Thales Pimenta de Figueiredo1, Paulo Henrique Teixeira Prado2, Jadison Luiz Barbosa Junior3, Caio Hage Chahine Kubrusly4, Isabela Maria Seabra Leite5, Luiz Filipe Silva Codorino Couto6, Paulo Marcos Brasil Rocha7,*
1MD, Hospital das Clínicas da Universidade Federal de Minas Gerais (HC-UFMG), Brazil
2MD, Universidade Federal de Minas Gerais (UFMG), Brazil
3MD, Hospital das Clínicas da Universidade Federal de Minas Gerais (HC-UFMG), Brazil
4MD, Hospital das Clínicas da Universidade Federal de Minas Gerais (HC-UFMG), Brazil
5MD, Hospital das Clínicas da Universidade Federal de Minas Gerais (HC-UFMG), Brazil
6MD, Hospital das Clínicas da Universidade Federal de Minas Gerais (HC-UFMG), Brazil
7MD, Ph.D, Professor Adjunto, Departamento de Saúde Mental, Universidade Federal de Minas Gerais (UFMG), Brazil
*Corresponding author: Dr. Paulo Marcos Brasil Rocha, MD, Ph.D, Avenida Professor Alfredo Balena, 190, room 267/Belo Horizonte–MG, Brazil, Postal Code 30130-100, Tel: +55 0xx 31 99121-2064; Email: [email protected].
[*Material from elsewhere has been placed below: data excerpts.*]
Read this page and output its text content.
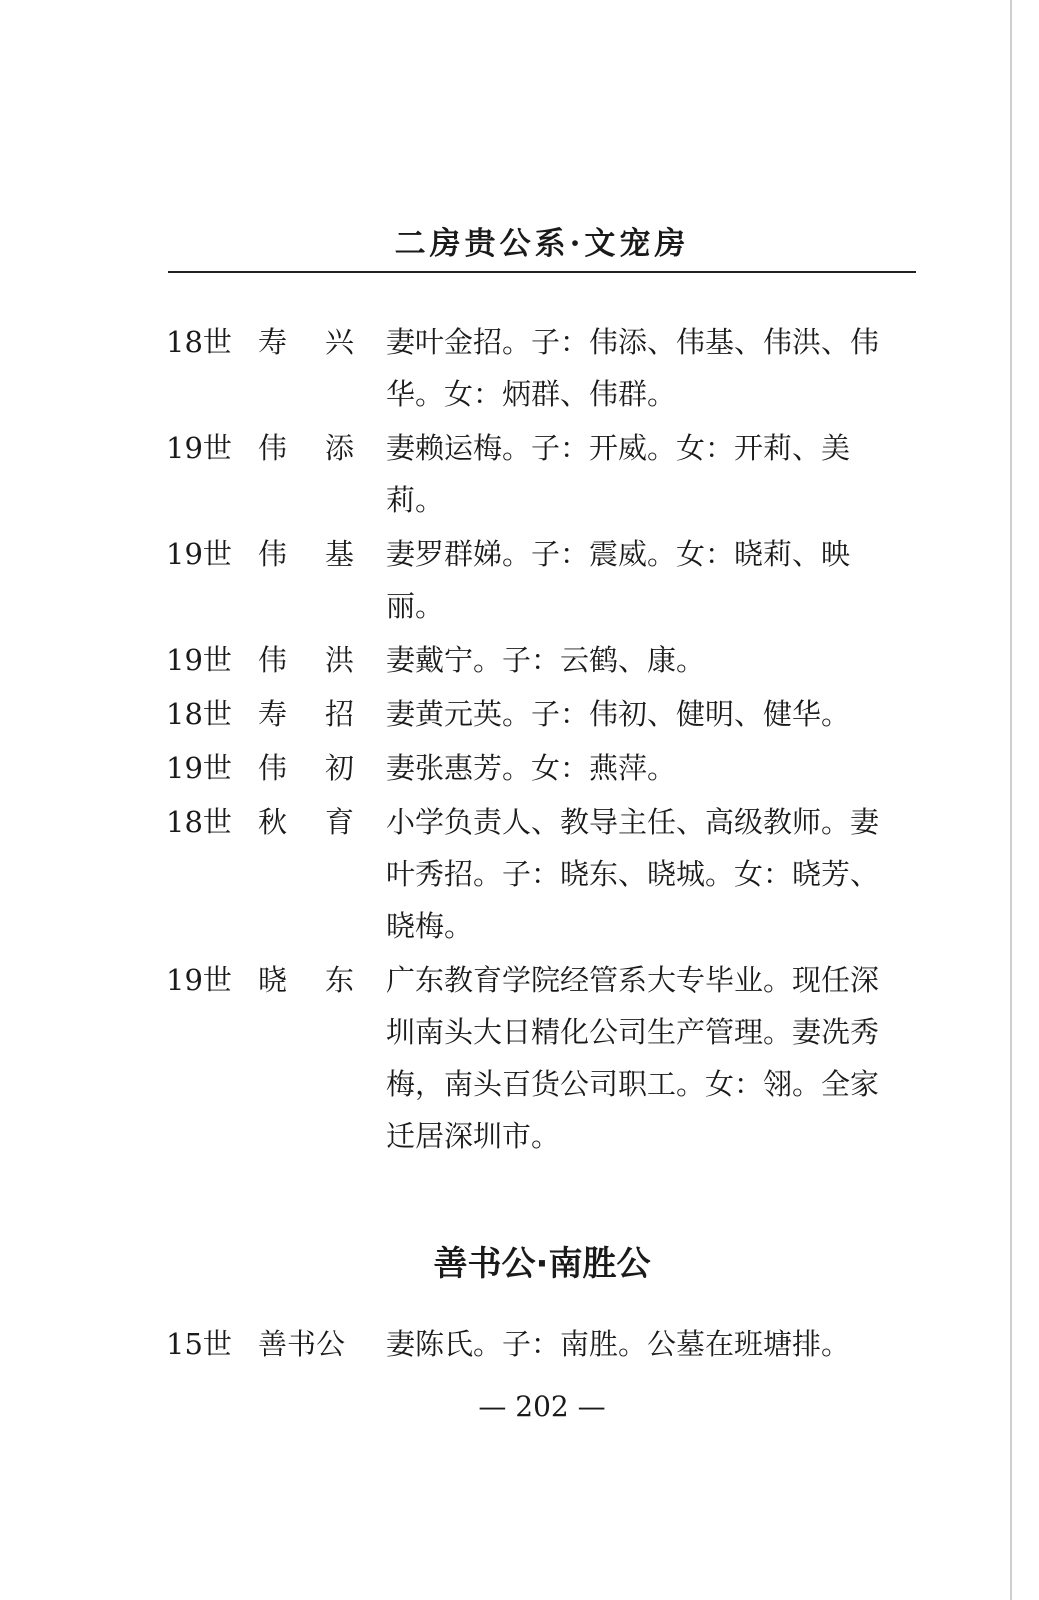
二房贵公系·文宠房
18世 寿 兴 妻叶金招。子：伟添、伟基、伟洪、伟华。女：炳群、伟群。
19世 伟 添 妻赖运梅。子：开威。女：开莉、美莉。
19世 伟 基 妻罗群娣。子：震威。女：晓莉、映丽。
19世 伟 洪 妻戴宁。子：云鹤、康。
18世 寿 招 妻黄元英。子：伟初、健明、健华。
19世 伟 初 妻张惠芳。女：燕萍。
18世 秋 育 小学负责人、教导主任、高级教师。妻叶秀招。子：晓东、晓城。女：晓芳、晓梅。
19世 晓 东 广东教育学院经管系大专毕业。现任深圳南头大日精化公司生产管理。妻冼秀梅，南头百货公司职工。女：翎。全家迁居深圳市。
善书公·南胜公
15世 善书公	妻陈氏。子：南胜。公墓在班塘排。
— 202 —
Received Date: August 31, 2023
Published Date: September 13, 2023
Citation: Rocha PMB, et al. (2023). Catatonia and Brain Tumor: Review and Illustrative Case Report. Mathews J Psychiatry Ment Health. 8(3):41.
Copyrights: Rocha PMB, et al. © (2023).
Case Report: This literature review is accompanied by an illustrative case of a woman diagnosed with a Stage IV invasive ductal breast carcinoma who evolved with a catatonic syndrome due to a metastatic brain tumor. Objective: It aims to forward the understanding of how catatonia emerges from organic brain tumoral lesions and how can it be treated properly. Methods: After reporting the above-mentioned case, we revised the scientific literature, searching for case reports and series of cases of patients with catatonic syndrome and brain tumors. We included articles in which patients were diagnosed with one or more tumoral brain lesions. Articles in which patients with paraneoplastic syndrome, anti-NMDA encephalitis, or other encephalitis and tumor in other regions (e.g., adrenal) were reported were excluded. When feasible, all PRISMA recommendations for systematic reviews were followed. Results: As result, we have found that although catatonic syndrome is a classical diagnostic construct in psychiatry, its pathophysiology can be very diverse even when caused by a brain tumor, as no single brain region can be associated with the syndrome. Moreover, patients do appear to respond very differently to treatments implemented. However, even though not always effective, treatment with benzodiazepines (e.g., lorazepam or diazepam) can be performed since it has been successfully used in various cases of secondary catatonia due to brain tumors, including ours. Conclusion: As far as we know, this is the first case report of a brain metastatic tumor, clinically evidenced by brain imaging, secondary to breast cancer that evolved with a catatonic syndrome ever published. The significant response to the use of benzodiazepines associated with other measures suggests some reliability of interventions such as these in patients with catatonic syndrome secondary to tumoral brain lesions.
Keywords: Brain Tumor, Brain Metastasis, Breast Cancer, Catatonia, Catatonic Syndrome.